Les chercheurs ont comparé de minuscules fragments de la peinture à des échantillons de peinture modèles qu’ils avaient mélangés selon une recette de 1633, en utilisant de l’huile de lin, le liant organique le plus couramment utilisé au 17ème siècle pour transformer les pigments en peinture.
Ils ont varié leur recette afin de voir quel mode de préparation était le plus proche de la peinture de Rembrandt, en partant de l’hypothèse que Rembrandt avait utilisé de l’oxyde de plomb dissous dans la peinture. Chaque lot de peinture était ensuite étalé sur une feuille de verre et laissé sécher pendant trois ans.
Grâce à l’utilisation de l’European Synchrotron Radiation Facility (ESRF), qui produit des rayons X 100 milliards de fois plus brillants que ceux utilisés dans les hôpitaux, les chercheurs ont pu suivre « la présence de formiates à l’échelle micrométrique, et suivre leur formation dans le temps ». », a déclaré Marine Cotte, scientifique à l’ESRF, dans le communiqué.
Les chercheurs disent que ce travail les a rapprochés de la compréhension de la façon dont Rembrandt a mélangé et scellé ses peintures, mais qu’ils espèrent faire plus de travail dans leur quête pour découvrir comment maximiser la conservation.

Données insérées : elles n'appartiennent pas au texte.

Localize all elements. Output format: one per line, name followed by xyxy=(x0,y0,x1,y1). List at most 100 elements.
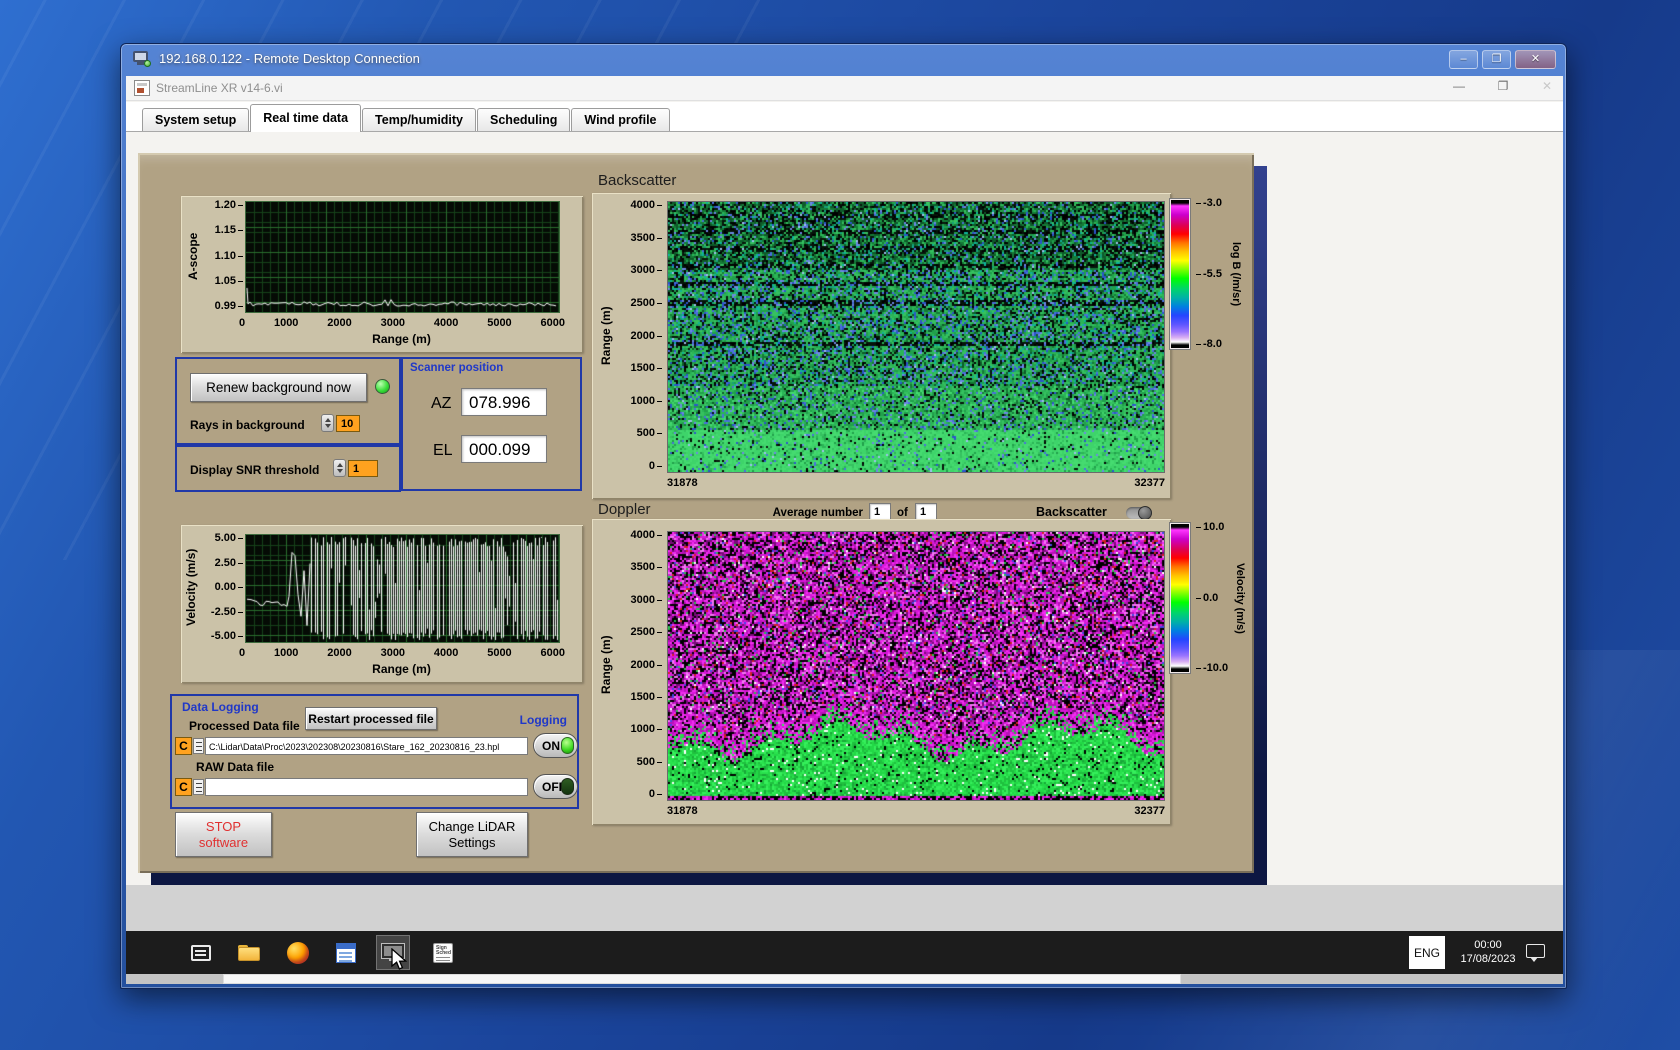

« En plus de fournir des informations sur les techniques picturales de Rembrandt, ces recherches ouvrent de nouvelles voies sur la réactivité des pigments historiques, et donc sur la préservation du patrimoine », a déclaré Koen Janssens, professeur à l’Université d’Anvers, dans le communiqué.
Le tableau est toujours accroché au musée Rijksmuseum d’Amsterdam. L’exposition a été aménagée de manière à ce que les spectateurs puissent venir voir à la fois le tableau et les scientifiques menant des recherches dans une salle vitrée installée derrière.
L’opération Night Watch a fait de nombreuses découvertes jusqu’à présent dans sa plongée profonde dans la peinture. Selon le site Web du musée Rijksmuseum Amsterdam, les chercheurs ont imaginé le croquis original sous le tableau, trouvé l’utilisation d’une peinture Rembrandt rarement utilisée dans le manteau jaune du lieutenant et découvert que la dégradation d’un chien sur le côté droit du tableau était due à l’abrasion physique de la peinture et non à une décoloration.